The once buoyant Indian IT industry appears to be continuing to slide.This week the IT industry association Nasscom has forecast that in 2013 there will be 50,000 fewer jobs available.
Nasscom insists that the lower number is not because of a slow down, but it claimed it was mostly because of economic uncertainties. It claimed that the huge outsourcing deals that Indian companies were picking up are a thing of the past.
Deal sizes are much smaller. It also suggested that the depressed US and European markets are no longer making Indian companies the sort of money they are used to.
“It is the non-English speaking markets that will drive the additional growth this year. We are expecting the Asean, Africa and Latin America to be big market drivers,” the report said.
Nasscom President Som Mittal was quoted as saying that jobs will come this year but the numbers will come down. Another strange thing is that Indian companies are no longer looking for the single skill workers but those who can use technology platforms.
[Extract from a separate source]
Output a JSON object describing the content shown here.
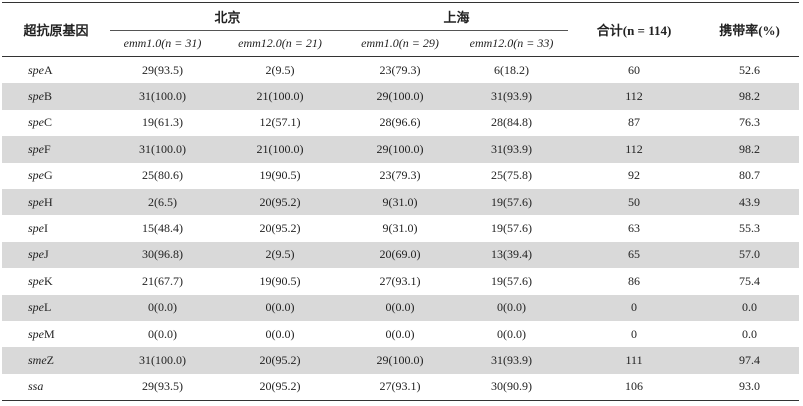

But for those who have worked in the outsourcing industry, this is a sign that things are not well in India. Saying you are moving to developing countries is all very well, but outsourcing projects depends on projects being there in the first place. It is rare for a company to approach an outsourcer and say we want something done, we don’t know what it is and we have no idea how much it would really cost. Instead, the Indian outsourcing market has been built on the back of companies not wanting to run existing operations.
For the Indian outsourcers to go into developing nations they will have to re-orientate themselves to selling packages of products to people who have no history of using them. Not impossible, but difficult. It would probably be better for the Indian outsourcers to try and ride out any recession in the US or Europe rather than restructure.
According to the India Times Nasscom has been asking the government to “reduce business friction” which is short hand for tax breaks and other sweeteners. These could make it possible to function in the short term until things pick up. Such a cunning plan would have a side effect that would show foreign companies that India was a “hub of research and development and innovation”.
One of the difficulties Indian outsourcers have had is convincing big business that they are anything more than call centres. Attempts to build better companies in the region have been stymied by poor infrastructure. However all this means that the once lucrative outsourcing industry in India is on hold, along with the rest of the IT industry.